LOTIM LOMBOKita  – innalillahi…Sadikin (25) warga Lombok Timur, Salah seorang ABK KMP Jemla Pajar,
ditemukan tak bernyawa, dengan cara gantung diri di salah satu kapal laut di Labuhan Lombok,Kecamatan Pringgebaya,Kabupaten Lombok Timur,Jumat pagi (1|7) sekitar pukul 05.30 wita.

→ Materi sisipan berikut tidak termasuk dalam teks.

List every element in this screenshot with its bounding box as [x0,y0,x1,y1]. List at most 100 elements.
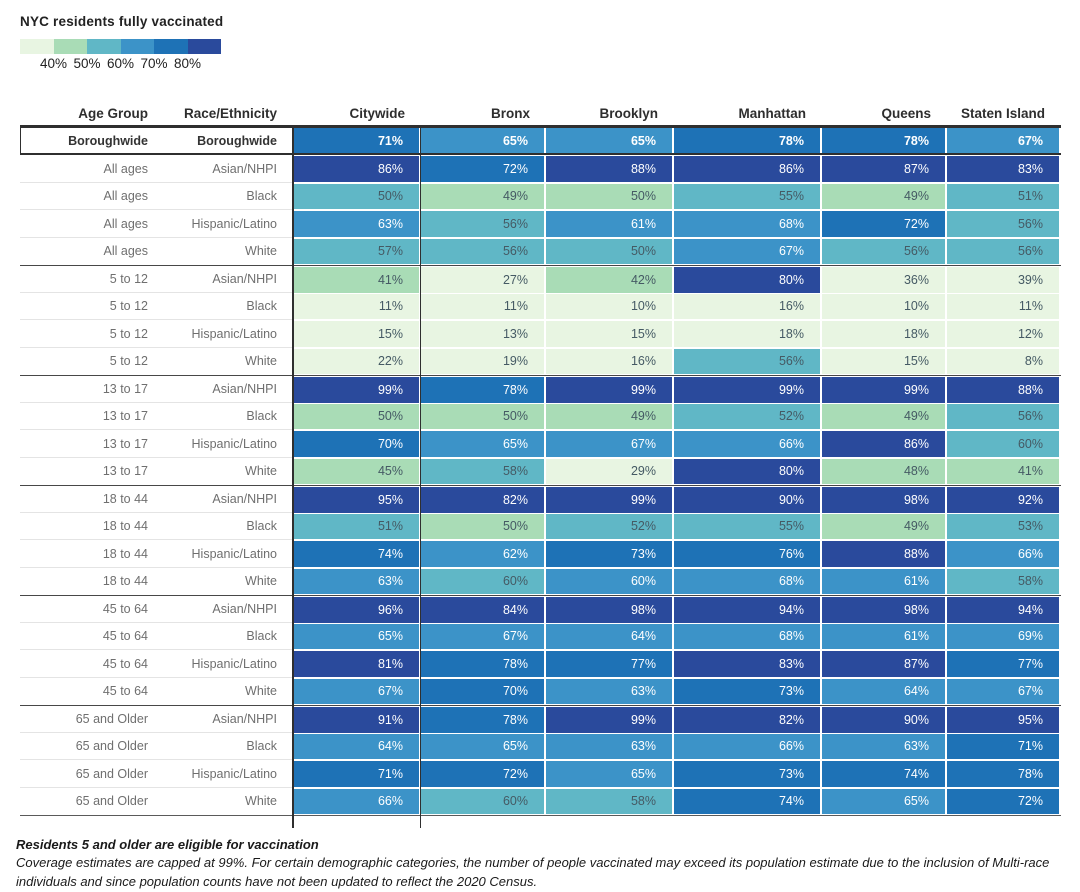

Dugaan sementara, korban mengakhiri hidupnya diduga Depresi dengan cara gantung diri di dalam kapal, lantaran terlilit banyak hutang, dan kasusnya kini masih dalam penyelidikan pihak kepolisian

Informasi yang dihimpun menyebutkan, sebelum korban ditemukan sudah tak bernyawa, salah seorang rekan kerja korban, menemukan selembar surat tergeletak di tempat rekan korban memasak, dan rekan korban menduga surat tersebut milik korban.

Surat yang di temukan tersebut, oleh rekan korban, langsung dilaporkan ke perwira jaga kapal, dan perwira kapal langsung memerintahkan anak buahnya untuk mencari korban ke ruangan kedap suara,

Saat memasuki ruang kedap suara, rekan korban terperanjat saat melihat korban tergantung dan sudah tak bernyawa, dan kasusnya langsung di laporkan ke pihak kepolisian,

Anggota Polsek KPL Labuhan Lombok saat mendapat laporan langsung mendatangi TKP dan lakukan olah TKP

Dari hasil olah TKP yang dilakukan tim inafis Polres Lotim, korban mengakhiri hidupnya dengan cara gantung diri menggunakan tali yang diikat di salah satu balok kapal,

diduga korban akhiri hidupnya dengan cara gantung diri, karena sebelumnya korban sempat bercerita kepada rekan kerjanya, kalau dirinya sedang di lilin hutang.

Usai olah TKP, korban langsung di bawa ke Puskesmas untuk dilakukan visum, dan korbanpun langsung di serahkan ke pihak keluarganya.

Kapolsek KPL Pelabuhan Khayangan melalui Kasi Humas Polres Lotim,Iptu Nicolas Oesman saat dikonfirmasi membenarkan pihaknya telah menerima laporan kasus gantung diri salah seorang ABK kapal di Pelabuhan Lombok.

” Penyebab korban mengakhiri hidupnya dengan cara gantung diri masih dalam penyelidikan ,” tandasnya.

dugaan sementara korban depresi lantaran terlilit hutang.